Tempo de propaganda eleitoral no rádio e na TV foi decisivo no 1º turno

Entre os candidatos nas capitais que dispunham do 1º ou 2º maior tempo na TV, 71% ficaram em 1º ou 2º lugar na apuração

Daniel Bramatti, de O Estado de S.Paulo

15 de outubro de 2012 | 03h06

Como já havia ocorrido na eleição de 2008, os porcentuais de votos e tempo de exposição no horário eleitoral andaram juntos no 1.º turno de 2012. A maioria dos candidatos eleitos ou que passaram para o 2.º turno está também entre os que apareceram mais nas propagandas de rádio e TV.

Dos candidatos que tinham o primeiro ou o segundo maior tempo de TV nas capitais, 71% ficaram em primeiro ou em segundo lugar na apuração dos votos.
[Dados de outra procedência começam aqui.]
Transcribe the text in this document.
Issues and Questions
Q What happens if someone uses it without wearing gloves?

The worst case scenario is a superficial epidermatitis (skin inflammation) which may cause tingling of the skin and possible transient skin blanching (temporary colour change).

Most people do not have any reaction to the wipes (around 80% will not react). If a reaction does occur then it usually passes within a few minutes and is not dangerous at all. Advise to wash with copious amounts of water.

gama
Ao analisar os porcentuais de votos e de exposição no rádio e na TV de todos os 191 candidatos nas 26 capitais do País, a matemática revela uma forte correlação entre as duas taxas.

Em uma escala que vai de -1 a 1, a correlação entre voto e exposição ficou em 0,74. Em termos estatísticos, quanto mais próximo o resultado for de 1, maior a correlação - considera-se que ela é "forte" quando fica entre 0,70 e 0,89. Em 2008, a correlação foi ainda mais alta: 0,84. A queda neste ano se deve a algumas "zebras", candidatos que tiveram bom desempenho apesar da baixa visibilidade no horário eleitoral, como Edmilson Rodrigues (PSOL), em Belém, Lindomar Garçom (PV), em Porto Velho, e Ratinho Jr. (PSC), em Curitiba.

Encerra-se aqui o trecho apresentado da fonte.